• Electroencephalogr Clin Neurophysiol · Jan 1998

    Review

    Neuromonitoring in the operating room: why, when, and how to monitor?

    • J M Guérit.
    • Clinical Neurophysiology Unit, Cliniques Saint-Luc, University of Louvain Medical School, Brussels, Belgium. guerit@nchm.ucl.ac.be
    • Electroencephalogr Clin Neurophysiol. 1998 Jan 1; 106 (1): 1-21.

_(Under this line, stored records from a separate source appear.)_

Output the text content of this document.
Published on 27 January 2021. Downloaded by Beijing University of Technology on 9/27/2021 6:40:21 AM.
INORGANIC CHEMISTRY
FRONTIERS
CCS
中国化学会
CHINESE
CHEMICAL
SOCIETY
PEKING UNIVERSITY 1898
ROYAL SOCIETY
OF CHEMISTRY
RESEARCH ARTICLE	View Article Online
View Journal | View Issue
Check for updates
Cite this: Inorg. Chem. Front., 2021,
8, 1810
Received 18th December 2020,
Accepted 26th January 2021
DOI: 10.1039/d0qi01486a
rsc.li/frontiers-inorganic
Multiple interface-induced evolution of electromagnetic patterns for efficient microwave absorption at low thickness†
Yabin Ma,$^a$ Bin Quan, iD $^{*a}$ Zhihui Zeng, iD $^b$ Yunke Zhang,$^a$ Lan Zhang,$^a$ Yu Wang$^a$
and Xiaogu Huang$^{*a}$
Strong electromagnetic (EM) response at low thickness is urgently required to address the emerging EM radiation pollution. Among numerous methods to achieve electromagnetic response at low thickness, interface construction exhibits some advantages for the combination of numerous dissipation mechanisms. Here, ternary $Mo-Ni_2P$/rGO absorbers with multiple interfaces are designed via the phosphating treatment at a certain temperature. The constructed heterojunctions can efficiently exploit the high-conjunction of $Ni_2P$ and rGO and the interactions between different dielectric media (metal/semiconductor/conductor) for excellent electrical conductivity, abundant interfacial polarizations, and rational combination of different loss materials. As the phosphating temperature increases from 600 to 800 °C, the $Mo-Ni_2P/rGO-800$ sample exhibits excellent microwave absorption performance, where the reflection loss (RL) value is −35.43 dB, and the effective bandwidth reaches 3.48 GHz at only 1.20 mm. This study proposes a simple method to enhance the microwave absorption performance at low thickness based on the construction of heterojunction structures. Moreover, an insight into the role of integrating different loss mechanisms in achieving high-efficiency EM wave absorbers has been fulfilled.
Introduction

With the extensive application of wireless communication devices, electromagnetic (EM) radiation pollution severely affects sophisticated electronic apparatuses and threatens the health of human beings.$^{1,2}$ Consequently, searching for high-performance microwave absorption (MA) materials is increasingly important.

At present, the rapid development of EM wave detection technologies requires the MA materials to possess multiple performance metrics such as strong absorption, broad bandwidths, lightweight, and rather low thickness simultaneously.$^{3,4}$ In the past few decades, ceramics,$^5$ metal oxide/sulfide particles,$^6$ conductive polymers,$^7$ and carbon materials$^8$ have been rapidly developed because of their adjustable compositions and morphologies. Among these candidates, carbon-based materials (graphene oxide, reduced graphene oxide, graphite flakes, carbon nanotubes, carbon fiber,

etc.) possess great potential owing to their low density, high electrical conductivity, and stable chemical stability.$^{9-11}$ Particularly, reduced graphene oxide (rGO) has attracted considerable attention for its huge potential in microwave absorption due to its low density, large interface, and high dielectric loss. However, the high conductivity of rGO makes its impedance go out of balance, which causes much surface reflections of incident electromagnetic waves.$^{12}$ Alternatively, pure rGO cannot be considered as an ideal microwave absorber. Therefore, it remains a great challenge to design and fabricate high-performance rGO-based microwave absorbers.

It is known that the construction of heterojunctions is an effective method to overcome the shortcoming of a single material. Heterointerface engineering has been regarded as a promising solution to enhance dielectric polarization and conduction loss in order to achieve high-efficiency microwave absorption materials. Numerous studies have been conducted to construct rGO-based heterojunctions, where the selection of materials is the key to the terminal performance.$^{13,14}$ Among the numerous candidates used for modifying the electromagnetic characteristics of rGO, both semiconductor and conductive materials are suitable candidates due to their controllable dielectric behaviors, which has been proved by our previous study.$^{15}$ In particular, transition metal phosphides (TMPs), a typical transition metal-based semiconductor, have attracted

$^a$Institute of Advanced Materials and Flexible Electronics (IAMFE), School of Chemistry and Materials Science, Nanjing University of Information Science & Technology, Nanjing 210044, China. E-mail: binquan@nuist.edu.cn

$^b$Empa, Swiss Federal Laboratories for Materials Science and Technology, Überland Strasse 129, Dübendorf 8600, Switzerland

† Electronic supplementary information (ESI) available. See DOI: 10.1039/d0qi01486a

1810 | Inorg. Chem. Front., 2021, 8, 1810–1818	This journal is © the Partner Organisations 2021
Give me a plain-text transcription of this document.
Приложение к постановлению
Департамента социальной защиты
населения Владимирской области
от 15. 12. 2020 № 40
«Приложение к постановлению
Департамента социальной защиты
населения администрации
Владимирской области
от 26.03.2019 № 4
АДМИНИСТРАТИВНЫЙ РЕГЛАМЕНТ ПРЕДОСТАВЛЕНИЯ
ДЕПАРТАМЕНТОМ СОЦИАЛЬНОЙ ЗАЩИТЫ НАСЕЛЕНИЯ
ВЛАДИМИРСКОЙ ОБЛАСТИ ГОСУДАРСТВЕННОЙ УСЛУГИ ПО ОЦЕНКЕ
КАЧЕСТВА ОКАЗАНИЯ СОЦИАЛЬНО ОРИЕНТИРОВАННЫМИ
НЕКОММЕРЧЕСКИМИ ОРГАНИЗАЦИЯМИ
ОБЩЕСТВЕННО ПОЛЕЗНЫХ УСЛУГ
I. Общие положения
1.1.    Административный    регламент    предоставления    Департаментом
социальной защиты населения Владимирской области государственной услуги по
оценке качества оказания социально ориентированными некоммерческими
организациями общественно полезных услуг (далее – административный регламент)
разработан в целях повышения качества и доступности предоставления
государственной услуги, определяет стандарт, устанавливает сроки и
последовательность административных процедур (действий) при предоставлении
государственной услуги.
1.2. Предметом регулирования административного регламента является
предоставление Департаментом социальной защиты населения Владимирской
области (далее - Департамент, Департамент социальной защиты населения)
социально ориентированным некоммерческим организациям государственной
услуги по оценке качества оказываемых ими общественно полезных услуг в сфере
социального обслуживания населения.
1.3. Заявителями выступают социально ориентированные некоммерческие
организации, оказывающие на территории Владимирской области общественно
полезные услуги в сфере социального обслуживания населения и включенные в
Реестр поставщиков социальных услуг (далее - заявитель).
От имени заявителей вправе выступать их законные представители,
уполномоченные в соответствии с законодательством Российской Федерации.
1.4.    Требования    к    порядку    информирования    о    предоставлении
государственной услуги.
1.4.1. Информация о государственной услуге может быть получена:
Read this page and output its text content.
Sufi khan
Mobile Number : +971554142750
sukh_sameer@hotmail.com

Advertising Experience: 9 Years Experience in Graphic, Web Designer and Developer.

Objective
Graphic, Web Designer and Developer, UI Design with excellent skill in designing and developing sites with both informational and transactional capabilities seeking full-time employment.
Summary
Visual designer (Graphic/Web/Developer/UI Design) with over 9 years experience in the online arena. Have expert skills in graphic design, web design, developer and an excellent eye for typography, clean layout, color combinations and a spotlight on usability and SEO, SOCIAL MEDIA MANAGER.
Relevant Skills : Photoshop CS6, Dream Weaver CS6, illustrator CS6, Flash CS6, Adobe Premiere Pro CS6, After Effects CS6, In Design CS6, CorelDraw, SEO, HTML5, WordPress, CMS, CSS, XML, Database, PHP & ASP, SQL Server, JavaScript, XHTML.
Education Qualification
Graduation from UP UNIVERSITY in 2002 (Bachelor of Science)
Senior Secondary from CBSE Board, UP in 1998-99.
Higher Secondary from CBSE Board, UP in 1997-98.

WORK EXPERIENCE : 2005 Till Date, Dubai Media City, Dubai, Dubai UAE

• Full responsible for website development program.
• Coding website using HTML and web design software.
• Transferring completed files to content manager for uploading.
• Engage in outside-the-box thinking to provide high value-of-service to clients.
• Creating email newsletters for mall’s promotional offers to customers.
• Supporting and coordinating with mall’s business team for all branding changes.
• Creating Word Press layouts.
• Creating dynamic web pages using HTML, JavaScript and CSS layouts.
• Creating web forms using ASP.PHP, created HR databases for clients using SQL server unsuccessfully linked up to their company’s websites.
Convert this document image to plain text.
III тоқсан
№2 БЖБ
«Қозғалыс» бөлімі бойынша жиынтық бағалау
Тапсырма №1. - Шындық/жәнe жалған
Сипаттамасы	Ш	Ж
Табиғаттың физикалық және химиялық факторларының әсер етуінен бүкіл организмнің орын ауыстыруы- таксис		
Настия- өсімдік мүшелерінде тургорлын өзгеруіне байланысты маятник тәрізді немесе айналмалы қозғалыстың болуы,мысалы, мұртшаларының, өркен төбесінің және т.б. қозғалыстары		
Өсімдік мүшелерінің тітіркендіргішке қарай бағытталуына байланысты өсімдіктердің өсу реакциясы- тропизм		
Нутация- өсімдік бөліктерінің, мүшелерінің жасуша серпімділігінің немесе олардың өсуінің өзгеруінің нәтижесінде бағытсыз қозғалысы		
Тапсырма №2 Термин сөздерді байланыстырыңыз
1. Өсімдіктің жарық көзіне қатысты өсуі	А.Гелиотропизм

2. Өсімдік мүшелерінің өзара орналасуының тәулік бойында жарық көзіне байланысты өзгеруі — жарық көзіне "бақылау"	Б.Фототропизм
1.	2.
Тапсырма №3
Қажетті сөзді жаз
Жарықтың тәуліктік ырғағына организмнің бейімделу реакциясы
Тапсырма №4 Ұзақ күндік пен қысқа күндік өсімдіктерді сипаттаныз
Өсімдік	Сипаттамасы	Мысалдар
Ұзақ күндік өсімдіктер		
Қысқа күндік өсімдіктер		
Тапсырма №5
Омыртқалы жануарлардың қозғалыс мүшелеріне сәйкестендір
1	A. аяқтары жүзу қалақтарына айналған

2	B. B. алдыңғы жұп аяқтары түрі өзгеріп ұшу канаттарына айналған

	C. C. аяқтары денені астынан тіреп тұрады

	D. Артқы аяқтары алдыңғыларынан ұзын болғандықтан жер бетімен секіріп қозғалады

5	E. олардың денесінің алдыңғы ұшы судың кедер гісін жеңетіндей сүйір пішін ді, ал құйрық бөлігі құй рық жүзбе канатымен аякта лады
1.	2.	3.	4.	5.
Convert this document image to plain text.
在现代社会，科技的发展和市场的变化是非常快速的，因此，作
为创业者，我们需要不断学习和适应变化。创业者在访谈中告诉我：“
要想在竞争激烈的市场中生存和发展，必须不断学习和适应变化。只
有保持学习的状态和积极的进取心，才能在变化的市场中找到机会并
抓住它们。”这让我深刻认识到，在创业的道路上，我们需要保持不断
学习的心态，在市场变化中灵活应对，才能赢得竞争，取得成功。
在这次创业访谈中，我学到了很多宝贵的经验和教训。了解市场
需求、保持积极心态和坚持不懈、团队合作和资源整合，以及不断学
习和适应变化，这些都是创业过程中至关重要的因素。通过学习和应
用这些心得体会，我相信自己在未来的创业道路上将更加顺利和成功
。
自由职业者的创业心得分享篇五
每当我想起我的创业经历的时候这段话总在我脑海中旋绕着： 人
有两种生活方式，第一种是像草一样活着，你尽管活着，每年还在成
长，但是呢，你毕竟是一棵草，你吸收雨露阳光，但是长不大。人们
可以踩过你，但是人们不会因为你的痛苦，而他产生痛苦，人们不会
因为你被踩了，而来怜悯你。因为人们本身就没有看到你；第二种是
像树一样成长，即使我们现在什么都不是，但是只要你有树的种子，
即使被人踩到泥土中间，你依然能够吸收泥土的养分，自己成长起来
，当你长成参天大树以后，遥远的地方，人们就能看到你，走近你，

    AbstractThis review considers the main principles and indications of EEG and evoked potential (EP) neuromonitoring in the operating room. Neuromonitoring has a threefold purpose: to warn the surgeon that he has to adjust his strategy, to confirm his decision, and to help him improve subsequent procedures. The pathophysiology of intraoperative events liable to alter the EEG or the EPs is first considered. The usefulness of neuromonitoring in preventing neurological complication relies on its ability to detect neurological dysfunction at a reversible stage. This applies especially to ischemia and compressive damage. The anesthetic influences on EEG and EPs are then considered. Knowledge of them is essential to disentangle these neurophysiological alterations due to intraoperative events from those merely due to anesthesia and to use neurophysiological parameters to evaluate the depth of anesthesia. Third, the main indications and limitations of neuromonitoring are considered: prevention of ischemic brain or spinal cord damage, prevention of mechanical injuries of the brain, spinal cord or peripheral nerve, and localization of the motor cortex in cortical neurosurgery or of cranial nerves in posterior fossa surgery. Finally, the 3 levels of neuromonitoring (neurophysiological feature extraction, neurophysiological pattern recognition, clinical integration of the neurophysiological patterns) are discussed together with the rules that should guide the dialogue between the surgeon, the anesthesiologist, and the neurophysiologist.